I’ve split this pull into 3 commits to try to make this easier to review.
- The first commit adds a file called mininode.py, which I grabbed from jgarzik’s mini-node branch of the pynode repository, and modified. This file does a few things:
- Defines a class, NodeConn, which manages connectivity to a bitcoin node.
- Defines a callback prototype, NodeConnCB, which is used for message delivery. The idea is that you can write a class that inherits from NodeConnCB and pass it in to a NodeConn object, and then be notified when events of interest arrive.
- Defines all the data structures from bitcoin core that pass over the network, eg CBlock, CTransaction, etc.
- Defines all the serialization/deserialization code.
It’s possible to write (crude) tests using mininode.py alone, if you want. Also, mininode supports testing outside of regtest (it can communicate on testnet and mainnet as well), so that theoretically allows for a broader category of testing than we currently can do. All the tests I’ve been working on have been focused on regtest, however.
Also, in the first commit, I provide one example test (maxblocksinflight.py) that shows how you can use mininode. This is largely a proof-of-concept example, but it does test something useful: 0.10 used to fail this test until #5507 was merged.
- The second commit adds support for a comparison-tool style testing framework, similar to the comparison-tool framework that we use from bitcoinj in the pull-tester. The code in this commit is designed to add structure to test writing, so that tests are both easier to read and write (compared to the free-form structure of maxblocksinflight.py). I include in this commit one example test written using the framework, which tests the processing of two different types of invalid blocks.

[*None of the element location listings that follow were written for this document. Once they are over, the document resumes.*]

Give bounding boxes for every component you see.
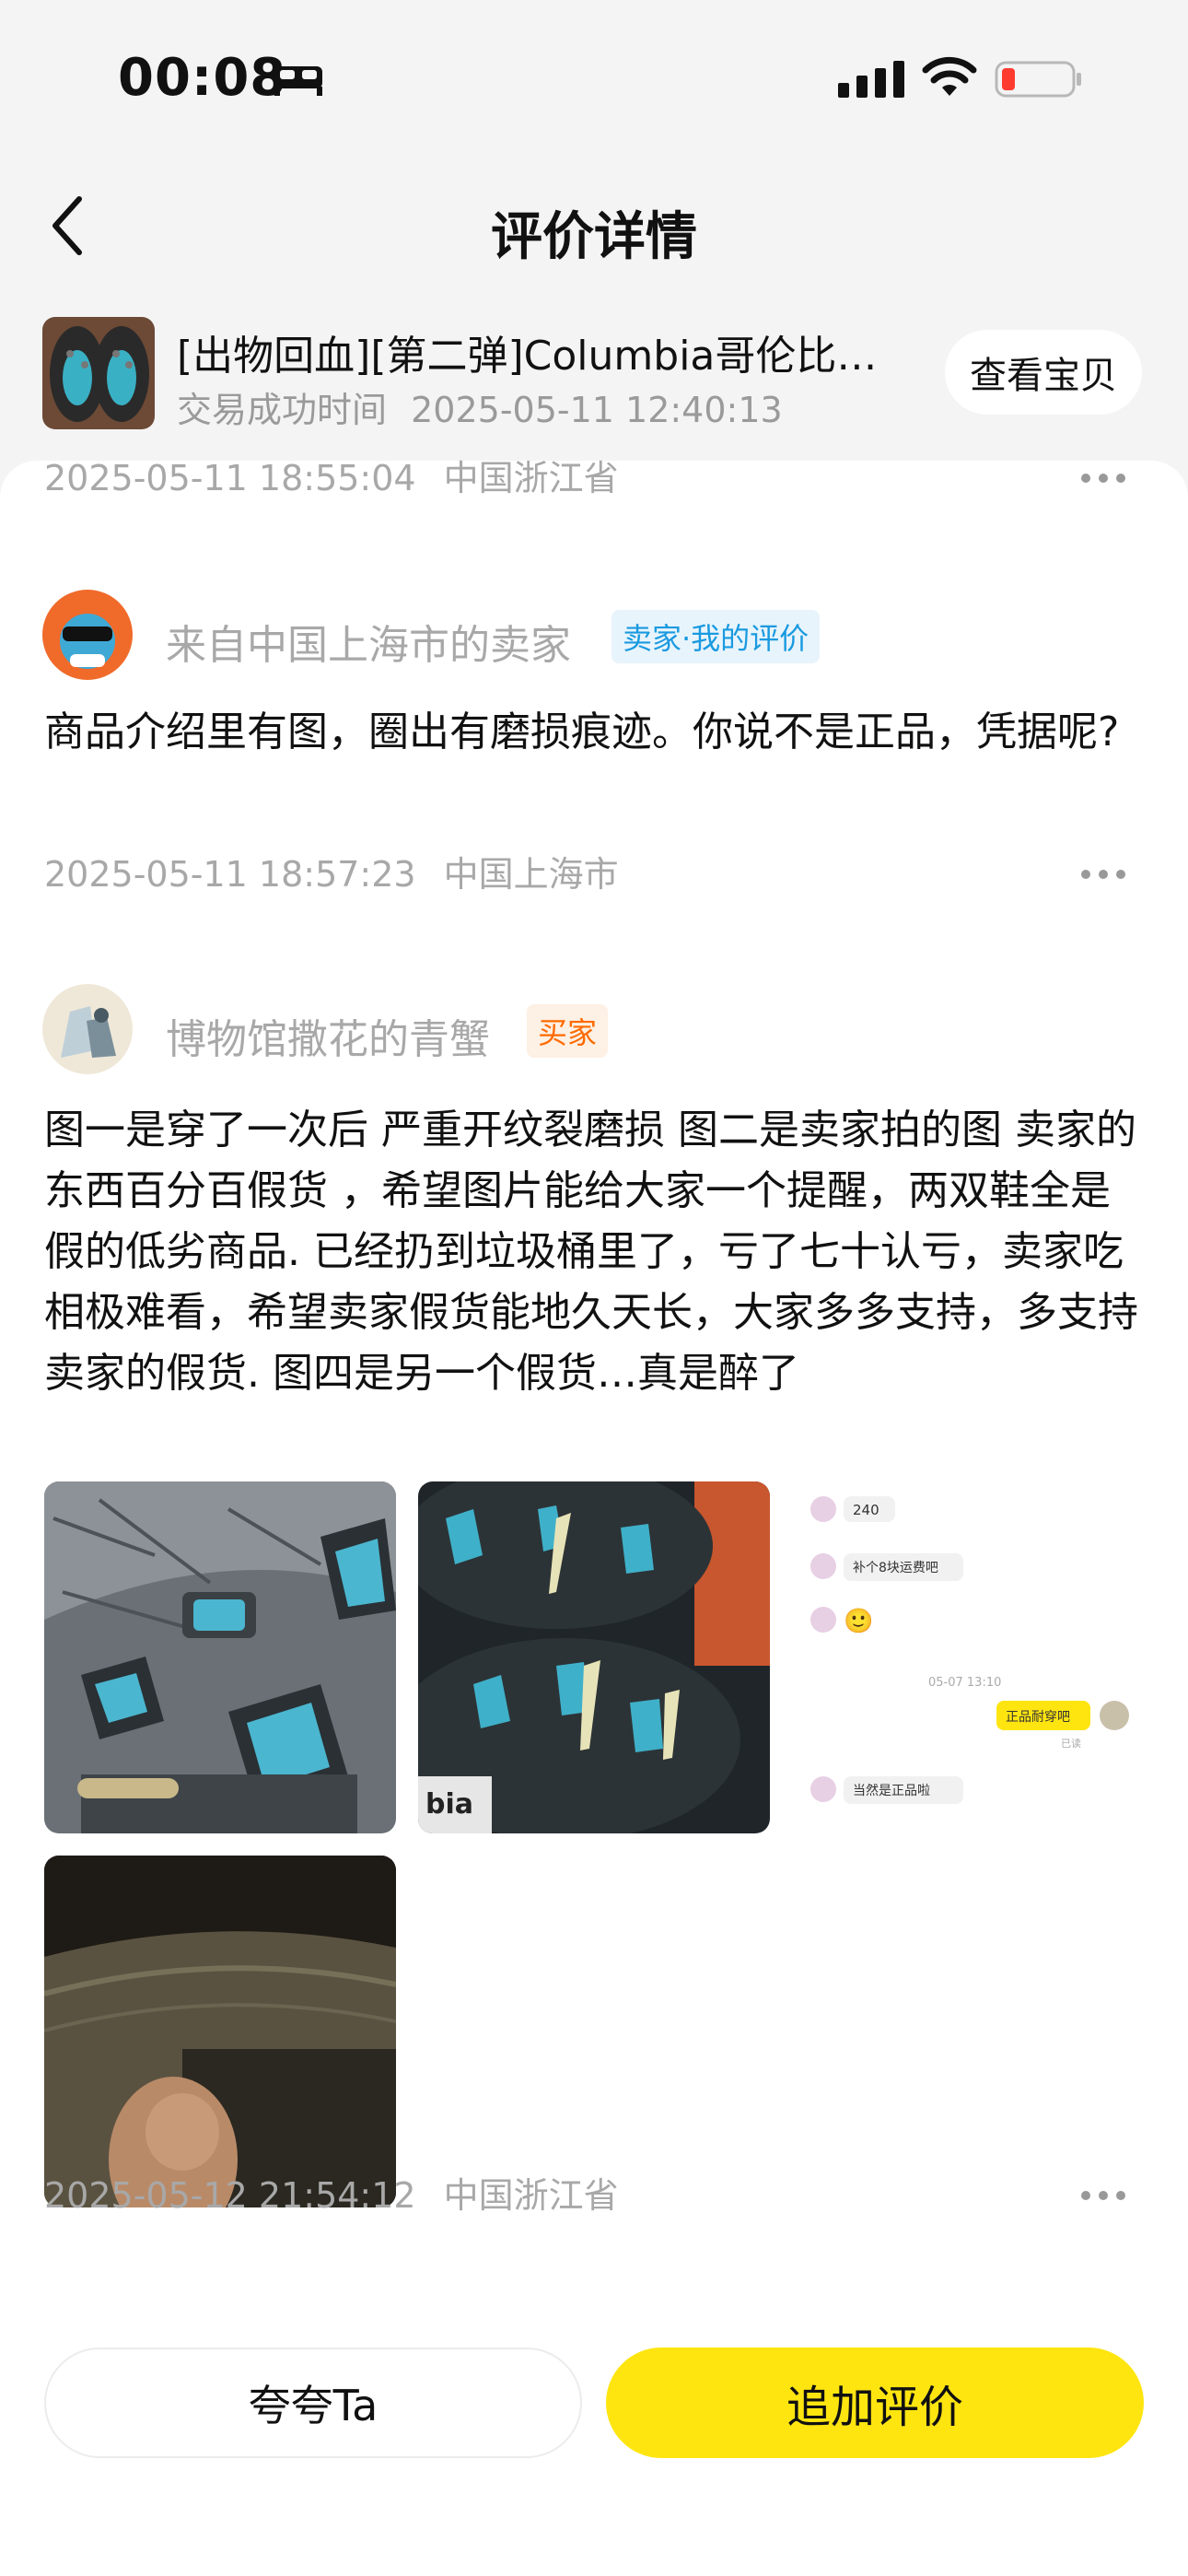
meta-time: 2025-05-11 18:57:23	[44, 854, 416, 895]
review-photo-1[interactable]	[44, 1481, 396, 1833]
seller-my-review-badge: 卖家·我的评价	[611, 610, 821, 663]
seller-name[interactable]: 来自中国上海市的卖家	[166, 612, 571, 671]
status-bar: 00:08	[0, 0, 1188, 157]
chat-msg: 240	[853, 1502, 879, 1518]
more-icon[interactable]	[1079, 472, 1127, 485]
bed-icon	[274, 66, 322, 96]
seller-reply-text: 商品介绍里有图，圈出有磨损痕迹。你说不是正品，凭据呢?	[44, 708, 1120, 755]
buyer-review-text: 图一是穿了一次后 严重开纹裂磨损 图二是卖家拍的图 卖家的东西百分百假货 ，希望…	[44, 1107, 1138, 1397]
wifi-icon	[922, 56, 977, 96]
product-title[interactable]: [出物回血][第二弹]Columbia哥伦比…	[177, 322, 914, 381]
buyer-badge: 买家	[527, 1004, 609, 1058]
chat-time: 05-07 13:10	[928, 1676, 1001, 1690]
meta-time: 2025-05-11 18:55:04	[44, 458, 416, 498]
previous-review-meta: 2025-05-11 18:55:04 中国浙江省	[44, 450, 619, 500]
battery-low-icon	[995, 61, 1081, 98]
buyer-avatar[interactable]	[42, 984, 133, 1074]
trade-time-label: 交易成功时间	[177, 390, 388, 430]
chat-msg: 🙂	[844, 1608, 873, 1635]
seller-reply-meta: 2025-05-11 18:57:23 中国上海市	[44, 846, 619, 896]
add-review-button[interactable]: 追加评价	[606, 2348, 1144, 2458]
buyer-review-meta: 2025-05-12 21:54:12 中国浙江省	[44, 2167, 619, 2218]
review-card: 2025-05-11 18:55:04 中国浙江省 来自中国上海市的卖家 卖家·我…	[0, 458, 1188, 2576]
view-item-button[interactable]: 查看宝贝	[945, 330, 1142, 415]
more-icon[interactable]	[1079, 2189, 1127, 2202]
seller-avatar[interactable]	[42, 590, 133, 680]
meta-time: 2025-05-12 21:54:12	[44, 2175, 416, 2216]
buyer-name[interactable]: 博物馆撒花的青蟹	[166, 1006, 490, 1065]
chat-read: 已读	[1061, 1737, 1081, 1750]
page-title: 评价详情	[491, 207, 697, 267]
trade-time-value: 2025-05-11 12:40:13	[411, 390, 783, 430]
chat-msg: 补个8块运费吧	[853, 1561, 938, 1575]
product-thumbnail[interactable]	[42, 317, 155, 429]
trade-time: 交易成功时间 2025-05-11 12:40:13	[177, 381, 783, 432]
praise-button[interactable]: 夸夸Ta	[44, 2348, 582, 2458]
more-icon[interactable]	[1079, 868, 1127, 881]
meta-location: 中国浙江省	[443, 2175, 619, 2216]
review-photo-3-chat-screenshot[interactable]: 240 补个8块运费吧 🙂 05-07 13:10 正品耐穿吧 已读 当然是正品…	[792, 1481, 1144, 1833]
status-time: 00:08	[118, 48, 287, 108]
chat-msg: 正品耐穿吧	[1006, 1710, 1070, 1725]
chat-msg: 当然是正品啦	[853, 1783, 930, 1798]
svg-text:bia: bia	[425, 1788, 473, 1821]
meta-location: 中国上海市	[443, 854, 619, 895]
nav-header: 评价详情	[0, 157, 1188, 295]
review-photo-4[interactable]	[44, 1856, 396, 2207]
review-photo-2[interactable]: bia	[418, 1481, 770, 1833]
product-summary[interactable]: [出物回血][第二弹]Columbia哥伦比… 交易成功时间 2025-05-1…	[0, 295, 1188, 470]
signal-icon	[838, 61, 904, 98]
meta-location: 中国浙江省	[443, 458, 619, 498]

EDIT: I forgot to mention that I use py-leveldb in blockstore.py, a file I introduced in this commit that provides disk-backed storage for blocks. I think I had to manually install that package on my machine, so I wanted to flag this dependency in case others think this would be a problem.
- The third commit adds some script processing routines (script.py and its dependency, bignum.py – the latter could probably be removed with a little work) which I have copied and modified from python-bitcoinlib. With these additional tools, I was able to write a test, script_test.py, which reads all the script tests from the unit test data directory (script_valid.json and script_invalid.json) and inserts them in blocks delivered to two nodes, and for each test case compares whether the nodes agree on whether the block containing the test transaction passes consensus checks. This test is very slow (perhaps 40 minutes to run), so this is largely a proof of concept that demonstrates the kinds of tests we ought to be able to write. (Unfortunately, this test makes use of RPC calls that only have existed since 0.10, so it is not possible to run this test in its current form to compare 0.9-or-older versions).
If this framework looks okay, then I think a future project would be to re-implement the pull-tester’s comparison test in this framework.
I realize this is a lot of code, so if there’s anything more I can do to aid in review please let me know.